For years, health care has topped every list of recession-proof businesses. The logic is that people continue to get sick, even in bad economic times. But does that automatically translate into profits for the entire health care sector? Let's take a closer look.
From 2008 to 2012, a span that covers the Great Recession and early recovery, health care spending in the U.S. grew at a sluggish 4.2 percent annually. Compare that to the 8.8 percent annual growth experienced from 2001 to 2003 after the early 2000s recession [source: Nordqvist]. Analysts believe there is a direct connection between the stagnant overall economy and lower spending on medical services.

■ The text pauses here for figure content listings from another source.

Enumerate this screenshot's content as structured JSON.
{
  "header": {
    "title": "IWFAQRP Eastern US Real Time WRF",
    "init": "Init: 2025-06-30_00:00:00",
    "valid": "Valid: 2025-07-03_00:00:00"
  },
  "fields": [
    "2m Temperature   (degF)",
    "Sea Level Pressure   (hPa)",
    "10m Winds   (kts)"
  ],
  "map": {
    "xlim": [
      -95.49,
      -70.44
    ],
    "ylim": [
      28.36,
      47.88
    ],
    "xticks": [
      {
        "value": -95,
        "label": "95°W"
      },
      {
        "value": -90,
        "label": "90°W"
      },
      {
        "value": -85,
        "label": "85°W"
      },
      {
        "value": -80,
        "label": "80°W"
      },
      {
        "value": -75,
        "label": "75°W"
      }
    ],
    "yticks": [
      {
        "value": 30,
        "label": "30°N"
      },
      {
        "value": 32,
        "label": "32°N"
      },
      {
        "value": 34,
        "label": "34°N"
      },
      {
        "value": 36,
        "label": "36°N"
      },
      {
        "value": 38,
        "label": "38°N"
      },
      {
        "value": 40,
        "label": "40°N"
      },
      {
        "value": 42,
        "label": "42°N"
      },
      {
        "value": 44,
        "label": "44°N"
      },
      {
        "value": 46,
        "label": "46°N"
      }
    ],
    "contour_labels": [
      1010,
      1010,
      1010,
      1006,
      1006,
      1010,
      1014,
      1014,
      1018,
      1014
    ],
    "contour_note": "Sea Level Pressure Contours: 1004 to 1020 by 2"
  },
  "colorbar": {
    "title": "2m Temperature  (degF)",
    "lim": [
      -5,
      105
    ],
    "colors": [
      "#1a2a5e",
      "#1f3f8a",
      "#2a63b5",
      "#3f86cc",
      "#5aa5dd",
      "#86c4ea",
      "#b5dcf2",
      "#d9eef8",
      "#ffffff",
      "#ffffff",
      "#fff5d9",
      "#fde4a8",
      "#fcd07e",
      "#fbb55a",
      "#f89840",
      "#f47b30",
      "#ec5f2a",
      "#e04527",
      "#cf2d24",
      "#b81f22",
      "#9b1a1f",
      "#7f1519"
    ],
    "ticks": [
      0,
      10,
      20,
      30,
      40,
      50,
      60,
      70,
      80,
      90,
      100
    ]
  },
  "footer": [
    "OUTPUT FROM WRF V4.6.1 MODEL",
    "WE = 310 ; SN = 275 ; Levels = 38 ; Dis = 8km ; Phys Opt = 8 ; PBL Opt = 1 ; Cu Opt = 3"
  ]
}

But health care employment during the Great Recession was one of the few bright spots in an otherwise dreadful job market. While other industries shrunk from 2007 to 2009, health care employment grew by 6.6 percent or 852,000 jobs. Overall, health care was one of the fastest-growing job sectors from 2001 to 2014, a period spanning two recessions. Health care employment increased by 31.6 percent over those 13 years, compared to overall nonfarm job growth of only 5.7 percent [source: Dolfman].
According to Bureau of Labor Statistics, jobs in the health care sector will grow by 14 percent from 2018 to 2028, "much faster than average" for all occupations. The BLS predicts a 36 percent growth in demand for both home health aides and personal health aides to serve the aging baby boomer population.